COWASJP.COM – SAYA tidak tahu, mengapa di penghujung malam ini tiba-tiba terketuk untuk menulis secuil kenangan bersama Dahlan Iskan yang kini meringkuk dalam sel tahanan. Meski sudah bekerja bersama puluhan tahun lamanya sejak 1982, tak banyak kenangan dengan dia.
Sebab, saya memang termasuk orang yang tidak mau setor muka di depan pimpinan. Apalagi saya tahu, bukan watak Dahlan suka anak buahnya setor muka. Saya sangat paham, hanya satu yang ia inginan dari anak buahnya, kerja yang baik, kerja keras.
Bahkan—mungkin ini aneh—sejak 1982 bekerja dan bergaul, hanya sekali saja saya ke rumahnya yang saat itu di Tenggilis Mejoyo. Itu pun berombongan dengan ibu-ibu dan beberapa karyawan lain, saat Bu Napsiah Dahlan pulang haji. Ya...hanya sekali itu saja. Ketika Hari Raya Idul Fitri pun, saya hanya mengucapkan dan salaman di kantor.
Saya tahu dia pekerja keras. Waktu 24 jam baginya terasa tidak cukup untuk menampung pola kerjanya. Ia begitu cermat, dan selalu mengontrol pekerjaan anak buahnya. Termasuk bagaimana koran itu sampai di agen, bahkan sampai di tangan pembaca pun tak pernah lepas dari perhatiannya.
Ketika saya masih sebagai Kepala Biro Jawa Pos Madiun, saya sering melihat Dahlan ikut mobil boks pengantar koran untuk mengontrol distribusinya. Dia tidak duduk di kokpit depan dengan sopir, tapi justru tidur di boks yang berisi tumpukan koran. Sedang kernetnya, malah disuruh duduk di kokpit depan. ‘’Yo ngono kui bose, iso turu angler nang mburi,’’ kata Sutoyo, sopir pengangkut koran jalur Surabaya Madiun. Saya hanya garuk-garuk kepala yang tidak gatal.

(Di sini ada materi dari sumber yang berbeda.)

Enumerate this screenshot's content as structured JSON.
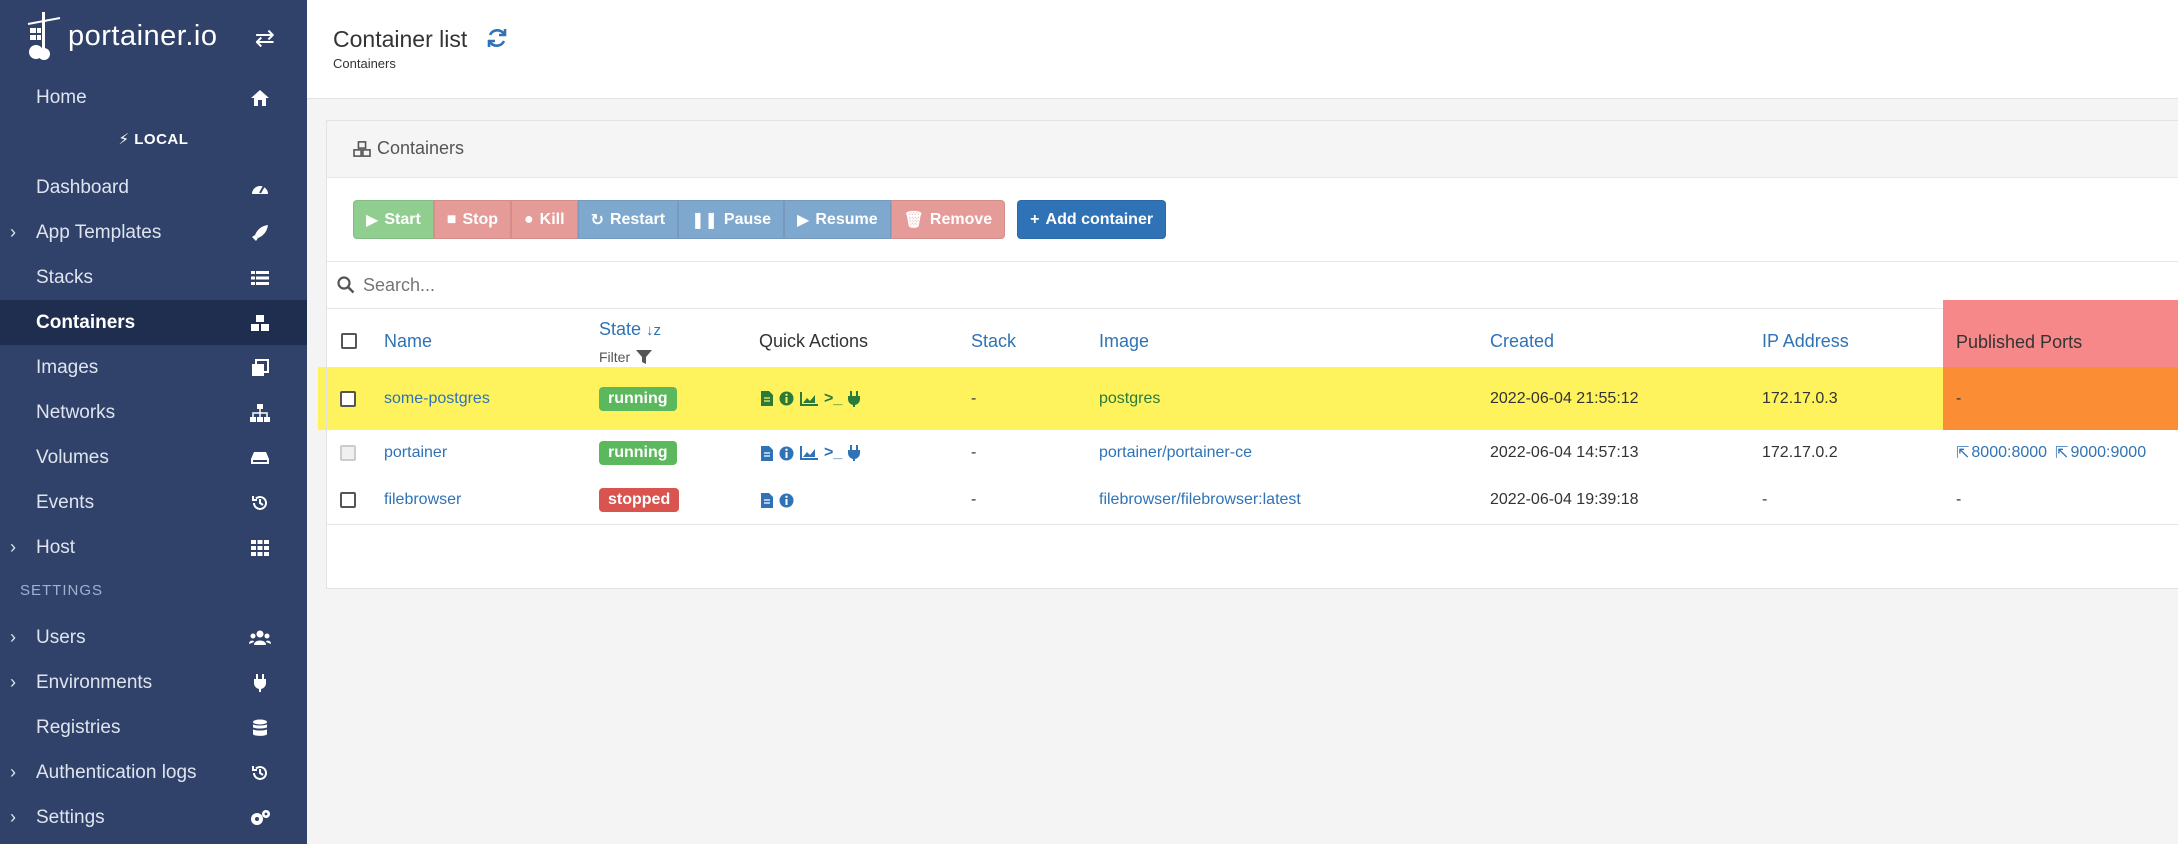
{
  "colors": {
    "sidebar_bg": "#30426a",
    "sidebar_active": "#1f2d4e",
    "link": "#2f73b6",
    "running": "#5cb85c",
    "stopped": "#d9534f",
    "highlight_row": "#fef35c",
    "highlight_ports_header": "#f7888a",
    "highlight_ports_cell": "#fb8e34"
  },
  "sidebar": {
    "brand": "portainer.io",
    "toggle_icon": "exchange-icon",
    "home": {
      "label": "Home",
      "icon": "home-icon"
    },
    "environment": "LOCAL",
    "items": [
      {
        "label": "Dashboard",
        "icon": "tachometer-icon",
        "expandable": false
      },
      {
        "label": "App Templates",
        "icon": "rocket-icon",
        "expandable": true
      },
      {
        "label": "Stacks",
        "icon": "th-list-icon",
        "expandable": false
      },
      {
        "label": "Containers",
        "icon": "cubes-icon",
        "expandable": false,
        "active": true
      },
      {
        "label": "Images",
        "icon": "clone-icon",
        "expandable": false
      },
      {
        "label": "Networks",
        "icon": "sitemap-icon",
        "expandable": false
      },
      {
        "label": "Volumes",
        "icon": "hdd-icon",
        "expandable": false
      },
      {
        "label": "Events",
        "icon": "history-icon",
        "expandable": false
      },
      {
        "label": "Host",
        "icon": "th-icon",
        "expandable": true
      }
    ],
    "settings_section": "SETTINGS",
    "settings_items": [
      {
        "label": "Users",
        "icon": "users-icon",
        "expandable": true
      },
      {
        "label": "Environments",
        "icon": "plug-icon",
        "expandable": true
      },
      {
        "label": "Registries",
        "icon": "database-icon",
        "expandable": false
      },
      {
        "label": "Authentication logs",
        "icon": "history-icon",
        "expandable": true
      },
      {
        "label": "Settings",
        "icon": "cogs-icon",
        "expandable": true
      }
    ]
  },
  "header": {
    "title": "Container list",
    "breadcrumb": "Containers"
  },
  "widget": {
    "title": "Containers",
    "toolbar": {
      "start": "Start",
      "stop": "Stop",
      "kill": "Kill",
      "restart": "Restart",
      "pause": "Pause",
      "resume": "Resume",
      "remove": "Remove",
      "add": "Add container"
    },
    "search_placeholder": "Search...",
    "columns": {
      "name": "Name",
      "state": "State",
      "filter": "Filter",
      "quick_actions": "Quick Actions",
      "stack": "Stack",
      "image": "Image",
      "created": "Created",
      "ip": "IP Address",
      "ports": "Published Ports"
    },
    "rows": [
      {
        "name": "some-postgres",
        "state": "running",
        "stack": "-",
        "image": "postgres",
        "created": "2022-06-04 21:55:12",
        "ip": "172.17.0.3",
        "ports": "-",
        "quick_actions": [
          "file-icon",
          "info-icon",
          "chart-icon",
          "terminal-icon",
          "plug-icon"
        ]
      },
      {
        "name": "portainer",
        "state": "running",
        "stack": "-",
        "image": "portainer/portainer-ce",
        "created": "2022-06-04 14:57:13",
        "ip": "172.17.0.2",
        "port_links": [
          "8000:8000",
          "9000:9000"
        ],
        "quick_actions": [
          "file-icon",
          "info-icon",
          "chart-icon",
          "terminal-icon",
          "plug-icon"
        ]
      },
      {
        "name": "filebrowser",
        "state": "stopped",
        "stack": "-",
        "image": "filebrowser/filebrowser:latest",
        "created": "2022-06-04 19:39:18",
        "ip": "-",
        "ports": "-",
        "quick_actions": [
          "file-icon",
          "info-icon"
        ]
      }
    ]
  }
}
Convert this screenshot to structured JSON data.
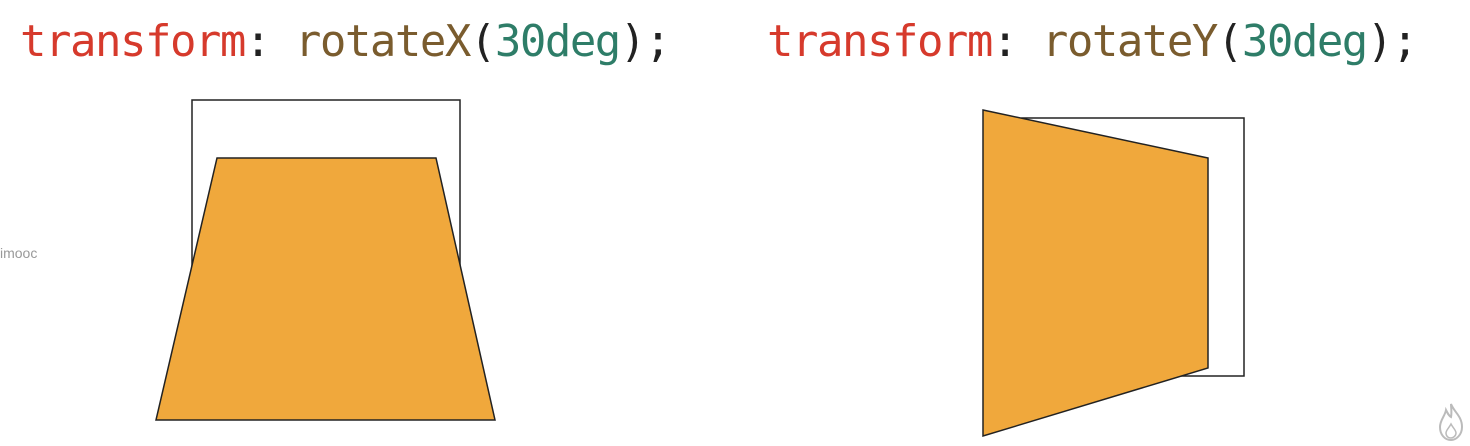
{
  "examples": [
    {
      "property": "transform",
      "colon": ": ",
      "function": "rotateX",
      "open": "(",
      "argument": "30deg",
      "close": ");"
    },
    {
      "property": "transform",
      "colon": ": ",
      "function": "rotateY",
      "open": "(",
      "argument": "30deg",
      "close": ");"
    }
  ],
  "watermark": "imooc",
  "colors": {
    "property": "#d63a2c",
    "function": "#7a5c2e",
    "argument": "#2e7d68",
    "shape_fill": "#f0a83c",
    "outline": "#222222"
  },
  "icons": {
    "corner_logo": "flame-icon"
  }
}
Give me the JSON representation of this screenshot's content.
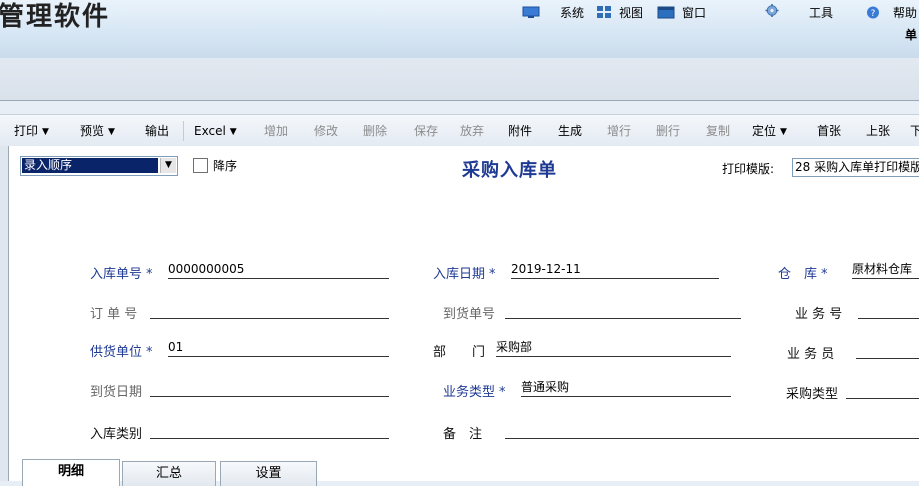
{
  "app": {
    "title": "管理软件",
    "unit_label": "单"
  },
  "top_menu": [
    {
      "label": "系统",
      "icon": "monitor-icon"
    },
    {
      "label": "视图",
      "icon": "grid-icon"
    },
    {
      "label": "窗口",
      "icon": "window-icon"
    },
    {
      "label": "工具",
      "icon": "gear-icon"
    },
    {
      "label": "帮助",
      "icon": "help-icon"
    }
  ],
  "toolbar": {
    "print": "打印",
    "preview": "预览",
    "export": "输出",
    "excel": "Excel",
    "add": "增加",
    "edit": "修改",
    "delete": "删除",
    "save": "保存",
    "discard": "放弃",
    "attachment": "附件",
    "generate": "生成",
    "add_row": "增行",
    "delete_row": "删行",
    "copy": "复制",
    "locate": "定位",
    "first": "首张",
    "prev": "上张",
    "next": "下"
  },
  "form": {
    "sort_select_value": "录入顺序",
    "desc_label": "降序",
    "title": "采购入库单",
    "print_template_label": "打印模版:",
    "print_template_value": "28 采购入库单打印模版",
    "fields": {
      "receipt_no": {
        "label": "入库单号",
        "value": "0000000005"
      },
      "receipt_date": {
        "label": "入库日期",
        "value": "2019-12-11"
      },
      "warehouse": {
        "label": "仓　库",
        "value": "原材料仓库"
      },
      "order_no": {
        "label": "订 单 号",
        "value": ""
      },
      "arrival_no": {
        "label": "到货单号",
        "value": ""
      },
      "business_no": {
        "label": "业 务 号",
        "value": ""
      },
      "supplier": {
        "label": "供货单位",
        "value": "01"
      },
      "department": {
        "label": "部　　门",
        "value": "采购部"
      },
      "salesperson": {
        "label": "业 务 员",
        "value": ""
      },
      "arrival_date": {
        "label": "到货日期",
        "value": ""
      },
      "business_type": {
        "label": "业务类型",
        "value": "普通采购"
      },
      "purchase_type": {
        "label": "采购类型",
        "value": ""
      },
      "receipt_category": {
        "label": "入库类别",
        "value": ""
      },
      "remarks": {
        "label": "备　注",
        "value": ""
      }
    }
  },
  "tabs": [
    {
      "label": "明细",
      "active": true
    },
    {
      "label": "汇总",
      "active": false
    },
    {
      "label": "设置",
      "active": false
    }
  ],
  "colors": {
    "accent_blue": "#1f3a93",
    "selection": "#0a246a",
    "disabled_text": "#8c8c8c"
  }
}
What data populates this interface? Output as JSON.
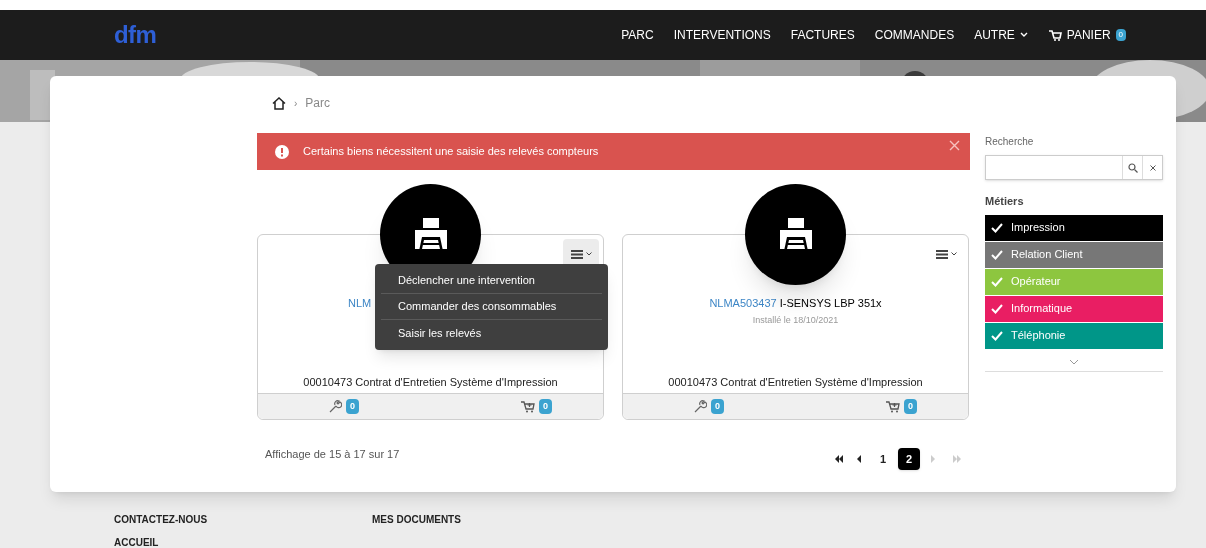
{
  "nav": {
    "logo": "dfm",
    "items": [
      {
        "label": "PARC",
        "kind": "link"
      },
      {
        "label": "INTERVENTIONS",
        "kind": "link"
      },
      {
        "label": "FACTURES",
        "kind": "link"
      },
      {
        "label": "COMMANDES",
        "kind": "link"
      },
      {
        "label": "AUTRE",
        "kind": "dropdown"
      },
      {
        "label": "PANIER",
        "kind": "cart",
        "badge": "0"
      }
    ]
  },
  "breadcrumb": [
    {
      "separator": "›",
      "label": "Parc"
    }
  ],
  "alert": {
    "text": "Certains biens nécessitent une saisie des relevés compteurs"
  },
  "products": [
    {
      "reference": "NLM",
      "contract": "00010473 Contrat d'Entretien Système d'Impression",
      "interventions": "0",
      "orders": "0",
      "menu_open": true,
      "menu": [
        "Déclencher une intervention",
        "Commander des consommables",
        "Saisir les relevés"
      ]
    },
    {
      "reference": "NLMA503437",
      "model": "I-SENSYS LBP 351x",
      "installed": "Installé le 18/10/2021",
      "contract": "00010473 Contrat d'Entretien Système d'Impression",
      "interventions": "0",
      "orders": "0",
      "menu_open": false
    }
  ],
  "pagination": {
    "summary": "Affichage de 15 à 17 sur 17",
    "pages": [
      {
        "label": "1",
        "selected": false
      },
      {
        "label": "2",
        "selected": true
      }
    ]
  },
  "sidebar": {
    "search_label": "Recherche",
    "filters_title": "Métiers",
    "filters": [
      {
        "label": "Impression",
        "color": "#000000",
        "checked": true
      },
      {
        "label": "Relation Client",
        "color": "#777777",
        "checked": true
      },
      {
        "label": "Opérateur",
        "color": "#8dc63f",
        "checked": true
      },
      {
        "label": "Informatique",
        "color": "#e91e63",
        "checked": true
      },
      {
        "label": "Téléphonie",
        "color": "#009688",
        "checked": true
      }
    ]
  },
  "footer": {
    "columns": [
      [
        "CONTACTEZ-NOUS",
        "ACCUEIL"
      ],
      [
        "MES DOCUMENTS"
      ]
    ]
  }
}
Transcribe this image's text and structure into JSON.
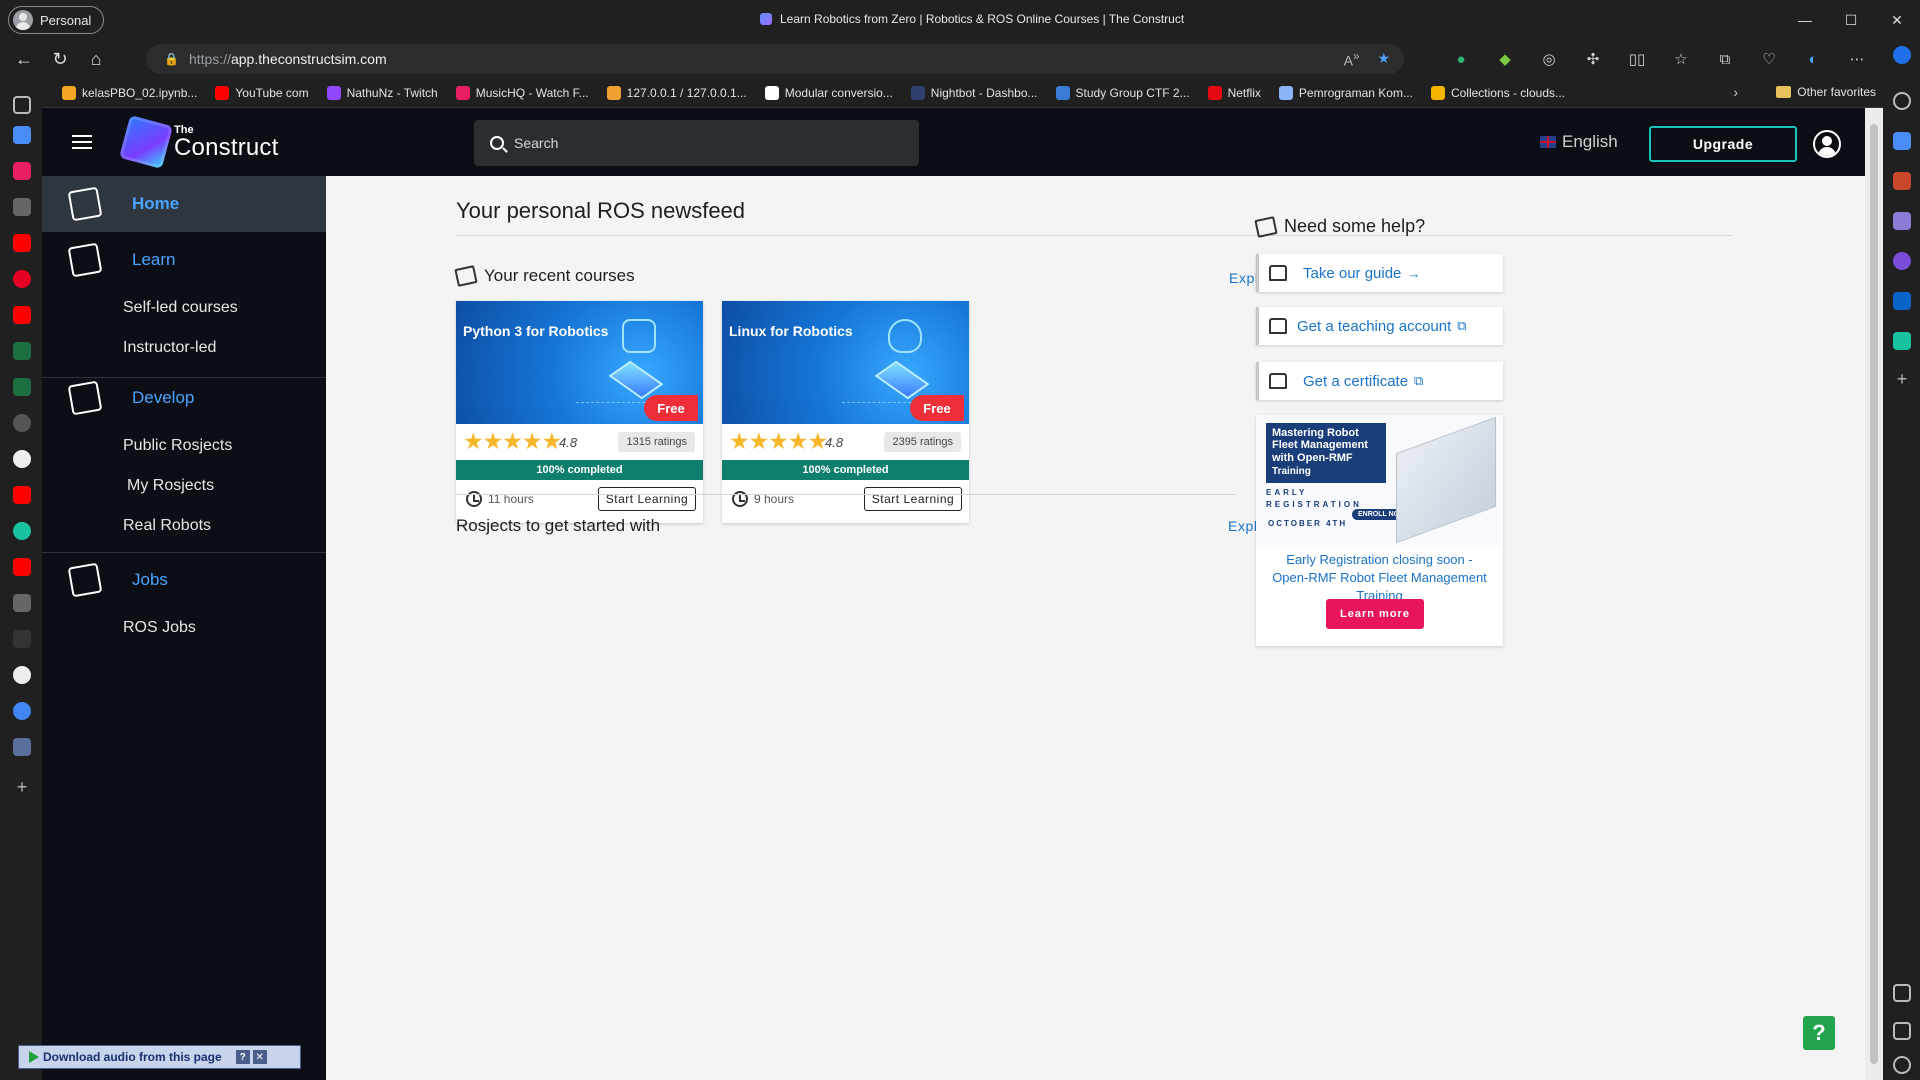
{
  "browser": {
    "profile": "Personal",
    "tab_title": "Learn Robotics from Zero | Robotics & ROS Online Courses | The Construct",
    "url_scheme": "https://",
    "url_host": "app.theconstructsim.com",
    "favorites": [
      {
        "label": "kelasPBO_02.ipynb...",
        "color": "#f5a623"
      },
      {
        "label": "YouTube com",
        "color": "#ff0000"
      },
      {
        "label": "NathuNz - Twitch",
        "color": "#9146ff"
      },
      {
        "label": "MusicHQ - Watch F...",
        "color": "#e91e63"
      },
      {
        "label": "127.0.0.1 / 127.0.0.1...",
        "color": "#f0a030"
      },
      {
        "label": "Modular conversio...",
        "color": "#ffffff"
      },
      {
        "label": "Nightbot - Dashbo...",
        "color": "#2f3f6f"
      },
      {
        "label": "Study Group CTF 2...",
        "color": "#3a7bd5"
      },
      {
        "label": "Netflix",
        "color": "#e50914"
      },
      {
        "label": "Pemrograman Kom...",
        "color": "#8ab4f8"
      },
      {
        "label": "Collections - clouds...",
        "color": "#f4b400"
      }
    ],
    "other_favorites": "Other favorites"
  },
  "header": {
    "logo_the": "The",
    "logo_name": "Construct",
    "search_placeholder": "Search",
    "language": "English",
    "upgrade": "Upgrade"
  },
  "sidebar": {
    "home": "Home",
    "learn": "Learn",
    "learn_items": [
      "Self-led courses",
      "Instructor-led"
    ],
    "develop": "Develop",
    "develop_items": [
      "Public Rosjects",
      "My Rosjects",
      "Real Robots"
    ],
    "jobs": "Jobs",
    "jobs_items": [
      "ROS Jobs"
    ]
  },
  "main": {
    "title": "Your personal ROS newsfeed",
    "recent_courses": "Your recent courses",
    "explore_courses": "Explore other courses",
    "courses": [
      {
        "title": "Python 3 for Robotics",
        "badge": "Free",
        "rating": "4.8",
        "ratings": "1315 ratings",
        "progress_pct": 100,
        "progress_label": "100% completed",
        "hours": "11 hours",
        "cta": "Start Learning"
      },
      {
        "title": "Linux for Robotics",
        "badge": "Free",
        "rating": "4.8",
        "ratings": "2395 ratings",
        "progress_pct": 100,
        "progress_label": "100% completed",
        "hours": "9 hours",
        "cta": "Start Learning"
      }
    ],
    "rosjects_title": "Rosjects to get started with",
    "explore_rosjects": "Explore other rosjects"
  },
  "help": {
    "title": "Need some help?",
    "items": [
      {
        "label": "Take our guide",
        "suffix": "→"
      },
      {
        "label": "Get a teaching account",
        "suffix": "⧉"
      },
      {
        "label": "Get a certificate",
        "suffix": "⧉"
      }
    ]
  },
  "promo": {
    "banner_title": "Mastering Robot Fleet Management with Open-RMF",
    "banner_sub": "Training",
    "early_line1": "EARLY",
    "early_line2": "REGISTRATION",
    "date": "OCTOBER 4TH",
    "enroll": "ENROLL NOW",
    "text": "Early Registration closing soon - Open-RMF Robot Fleet Management Training",
    "button": "Learn more"
  },
  "help_button": "?",
  "download_bar": "Download audio from this page",
  "colors": {
    "accent": "#4aa3ff",
    "upgrade_border": "#19c3b6",
    "free_badge": "#ee2f3a",
    "progress": "#0f7f6d",
    "learn_more": "#e9155c"
  }
}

Dalam mengajar penulisan jurnalistik, ia pun melakukannya dengan cara yang sederhana tapi mengena. Tapi saya tidak akan mengulas masalah ini karena sudah banyak yang menulis. Saya di sini hanya ingi menyampaikan betapa dia membuat wartawannya benar-benar menjadi seorang jurnalis, bukan sekadar tukang tulis. Saya pernah mengalaminya dan hingga saat ini pun tak pernah terlupakan.
Suatu malam, di Kantor Kembang Jepun, kebetulan saya sedang piket malam. Hujan deras sejak sore tak ada hentinya. Jam sudah menunjukkan pukul 23.00, saya berpikir bahwa piket hari itu tidak ada tugas yang berat, sebab deadline tinggal 1 jam lagi. Tiba-tiba saya dengar suara Dahlan menyentak kebisuan malam. ‘’Santoso sini!’’ teriaknya.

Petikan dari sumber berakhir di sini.